けーはち

フューリアス 双剣の戦士のけーはちのレビュー・感想・評価

フューリアス 双剣の戦士(2017年製作の映画)
3.3
ロシアの英雄コロヴラートを主人公とした時代劇。モンゴルの征服者バトゥのリャザン襲撃において大軍に立ち向かい伝説化された敗戦悲劇。要はロシア版「300 〈スリーハンドレッド〉」だが、何分寒いのでムキムキ男祭りではない。白銀世界に黒影が飛び交う水墨画並みの場面さえある彩度が低く耽美な画。

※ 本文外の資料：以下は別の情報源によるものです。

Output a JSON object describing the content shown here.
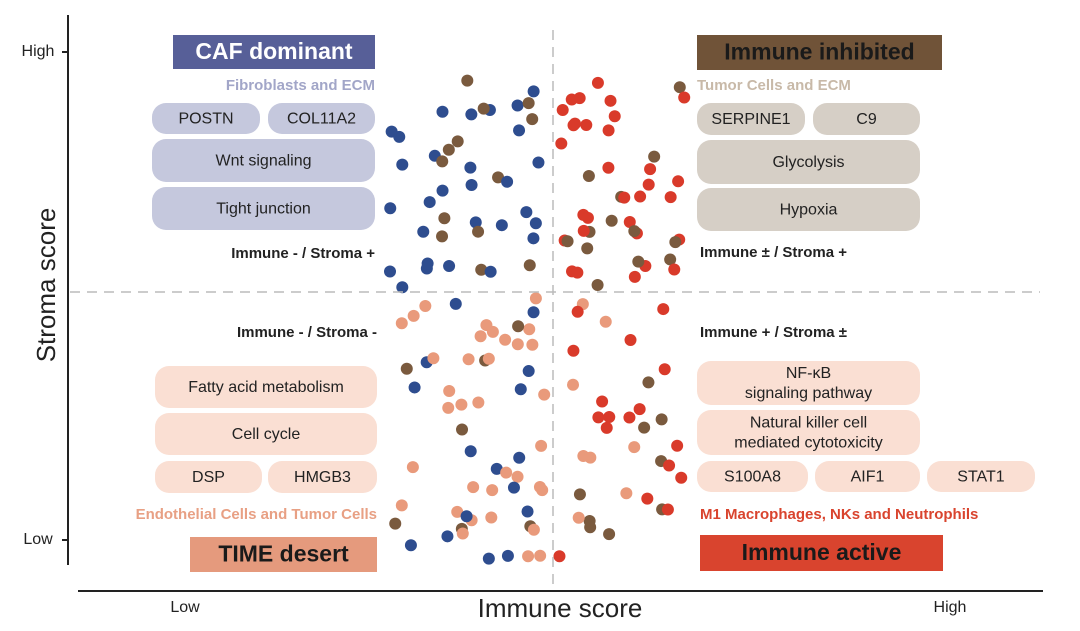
{
  "axes": {
    "y_label": "Stroma score",
    "y_high": "High",
    "y_low": "Low",
    "x_label": "Immune score",
    "x_low": "Low",
    "x_high": "High"
  },
  "quadrants": [
    {
      "title": "CAF dominant",
      "subtitle": "Fibroblasts and ECM",
      "label": "Immune - / Stroma +",
      "tags": [
        [
          "POSTN",
          "COL11A2"
        ],
        [
          "Wnt signaling"
        ],
        [
          "Tight junction"
        ]
      ]
    },
    {
      "title": "Immune inhibited",
      "subtitle": "Tumor Cells and ECM",
      "label": "Immune ± / Stroma +",
      "tags": [
        [
          "SERPINE1",
          "C9"
        ],
        [
          "Glycolysis"
        ],
        [
          "Hypoxia"
        ]
      ]
    },
    {
      "title": "TIME desert",
      "subtitle": "Endothelial Cells and Tumor Cells",
      "label": "Immune - / Stroma -",
      "tags": [
        [
          "Fatty acid metabolism"
        ],
        [
          "Cell cycle"
        ],
        [
          "DSP",
          "HMGB3"
        ]
      ]
    },
    {
      "title": "Immune active",
      "subtitle": "M1 Macrophages, NKs and Neutrophils",
      "label": "Immune + / Stroma ±",
      "tags": [
        [
          [
            "NF-κB",
            "signaling pathway"
          ]
        ],
        [
          [
            "Natural killer cell",
            "mediated cytotoxicity"
          ]
        ],
        [
          "S100A8",
          "AIF1",
          "STAT1"
        ]
      ]
    }
  ]
}
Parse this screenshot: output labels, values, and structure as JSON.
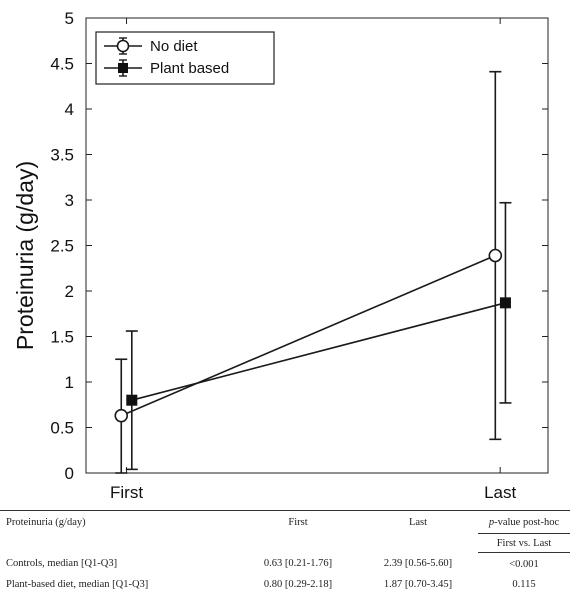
{
  "chart_data": {
    "type": "line",
    "title": "",
    "xlabel": "",
    "ylabel": "Proteinuria (g/day)",
    "categories": [
      "First",
      "Last"
    ],
    "ylim": [
      0,
      5
    ],
    "yticks": [
      0,
      0.5,
      1,
      1.5,
      2,
      2.5,
      3,
      3.5,
      4,
      4.5,
      5
    ],
    "ytick_labels": [
      "0",
      "0.5",
      "1",
      "1.5",
      "2",
      "2.5",
      "3",
      "3.5",
      "4",
      "4.5",
      "5"
    ],
    "grid": false,
    "legend_position": "top-left",
    "series": [
      {
        "name": "No diet",
        "marker": "open-circle",
        "x": [
          0.87,
          10.1
        ],
        "values": [
          0.63,
          2.39
        ],
        "err_low": [
          0.0,
          0.37
        ],
        "err_high": [
          1.25,
          4.41
        ]
      },
      {
        "name": "Plant based",
        "marker": "filled-square",
        "x": [
          1.13,
          10.35
        ],
        "values": [
          0.8,
          1.87
        ],
        "err_low": [
          0.04,
          0.77
        ],
        "err_high": [
          1.56,
          2.97
        ]
      }
    ],
    "colors": {
      "line": "#1a1a1a",
      "marker_fill_open": "#ffffff",
      "marker_fill_solid": "#111111"
    }
  },
  "table": {
    "header": {
      "measure": "Proteinuria (g/day)",
      "first": "First",
      "last": "Last",
      "pvalue_italic": "p",
      "pvalue_rest": "-value post-hoc",
      "comparison": "First vs. Last"
    },
    "rows": [
      {
        "label": "Controls, median [Q1-Q3]",
        "first": "0.63 [0.21-1.76]",
        "last": "2.39 [0.56-5.60]",
        "pvalue": "<0.001"
      },
      {
        "label": "Plant-based diet, median [Q1-Q3]",
        "first": "0.80 [0.29-2.18]",
        "last": "1.87 [0.70-3.45]",
        "pvalue": "0.115"
      }
    ]
  }
}
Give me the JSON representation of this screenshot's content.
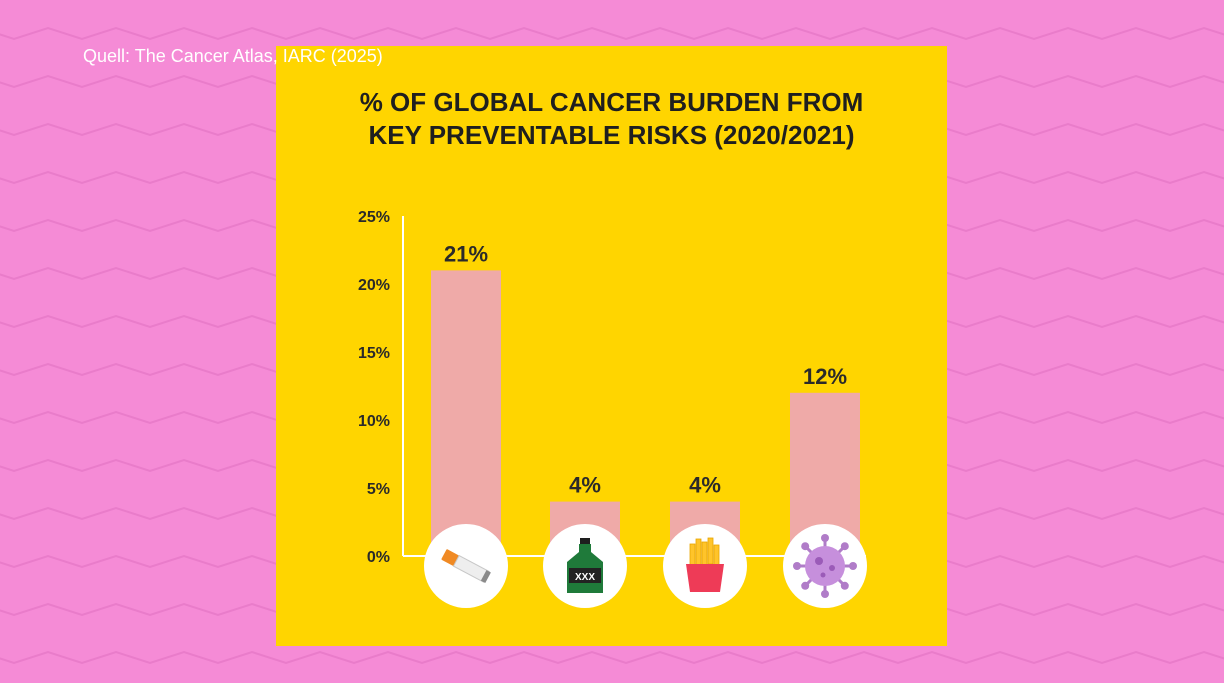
{
  "source_note": "Quell: The Cancer Atlas, IARC (2025)",
  "colors": {
    "background": "#f58bd6",
    "panel": "#ffd500",
    "bar": "#efaaa8",
    "axis": "#ffffff",
    "icon_circle": "#ffffff"
  },
  "chart_data": {
    "type": "bar",
    "title": "% OF GLOBAL CANCER BURDEN FROM\nKEY PREVENTABLE RISKS (2020/2021)",
    "xlabel": "",
    "ylabel": "",
    "ylim": [
      0,
      25
    ],
    "yticks": [
      0,
      5,
      10,
      15,
      20,
      25
    ],
    "ytick_labels": [
      "0%",
      "5%",
      "10%",
      "15%",
      "20%",
      "25%"
    ],
    "grid": false,
    "legend": "none",
    "categories": [
      "cigarette-icon",
      "liquor-bottle-icon",
      "fries-icon",
      "virus-icon"
    ],
    "values": [
      21,
      4,
      4,
      12
    ],
    "value_labels": [
      "21%",
      "4%",
      "4%",
      "12%"
    ],
    "bottle_label": "XXX"
  }
}
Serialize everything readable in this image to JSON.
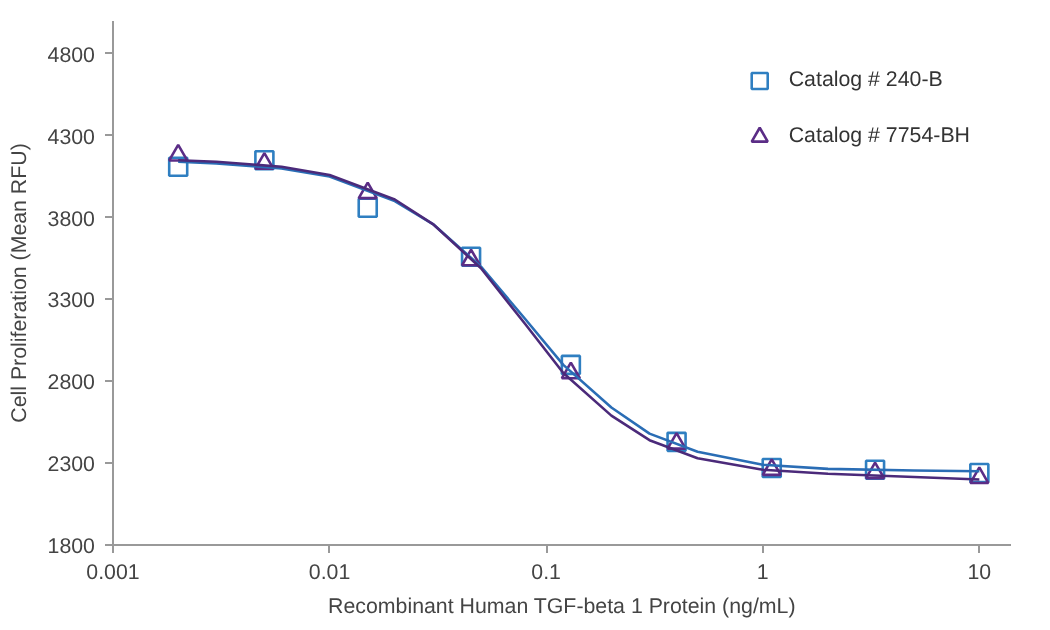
{
  "chart_data": {
    "type": "scatter",
    "xlabel": "Recombinant Human TGF-beta 1 Protein (ng/mL)",
    "ylabel": "Cell Proliferation (Mean RFU)",
    "log": "x",
    "xlim": [
      0.001,
      14
    ],
    "xticks": [
      0.001,
      0.01,
      0.1,
      1,
      10
    ],
    "ylim": [
      1800,
      5000
    ],
    "yticks": [
      1800,
      2300,
      2800,
      3300,
      3800,
      4300,
      4800
    ],
    "grid": false,
    "legend": "top right",
    "series": [
      {
        "name": "Catalog # 240-B",
        "color": "#2f7fc1",
        "marker": "square",
        "x": [
          0.002,
          0.005,
          0.015,
          0.045,
          0.13,
          0.4,
          1.1,
          3.3,
          10
        ],
        "values": [
          4110,
          4150,
          3860,
          3560,
          2900,
          2430,
          2270,
          2260,
          2240
        ]
      },
      {
        "name": "Catalog # 7754-BH",
        "color": "#5b2d86",
        "marker": "triangle",
        "x": [
          0.002,
          0.005,
          0.015,
          0.045,
          0.13,
          0.4,
          1.1,
          3.3,
          10
        ],
        "values": [
          4180,
          4130,
          3950,
          3540,
          2850,
          2420,
          2260,
          2240,
          2210
        ]
      },
      {
        "type": "line",
        "color": "#2a6db5",
        "x": [
          0.002,
          0.003,
          0.006,
          0.01,
          0.02,
          0.03,
          0.05,
          0.08,
          0.12,
          0.2,
          0.3,
          0.5,
          1,
          2,
          5,
          10
        ],
        "values": [
          4140,
          4130,
          4100,
          4050,
          3900,
          3760,
          3500,
          3180,
          2900,
          2640,
          2480,
          2370,
          2290,
          2265,
          2255,
          2250
        ]
      },
      {
        "type": "line",
        "color": "#4b2a7a",
        "x": [
          0.002,
          0.003,
          0.006,
          0.01,
          0.02,
          0.03,
          0.05,
          0.08,
          0.12,
          0.2,
          0.3,
          0.5,
          1,
          2,
          5,
          10
        ],
        "values": [
          4150,
          4140,
          4110,
          4060,
          3910,
          3760,
          3490,
          3150,
          2850,
          2590,
          2440,
          2330,
          2260,
          2235,
          2215,
          2200
        ]
      }
    ]
  }
}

とは言え、やり過ぎると地味なので、モンゴル側はタトゥー・白塗り・金箔など様々に彩るエキゾチックを強調したファンタジー寄り。基本的にロシア側視点なので一敗地に塗れるとも子孫に伝える不撓不屈のナショナリズム精神を称揚する語り口なのだが、バトゥ側も偉大なるチンギス・ハンの孫である重圧や恐れに打ち勝つテーマを持ち、傲慢・高圧的ながらも勇敢な戦士の魂に敬意を払うなど魅力ある悪役として描いている。音楽もモンゴル側はアルタイ族の歌唱法ホーミーを絡めた不穏な曲、ロシア側はゴリゴリのヘヴィメタルに東欧的な唱歌のハーモニーと明解。地味でマイナーな題材ゆえの御当地大作時代劇としての独自性が輝く一品。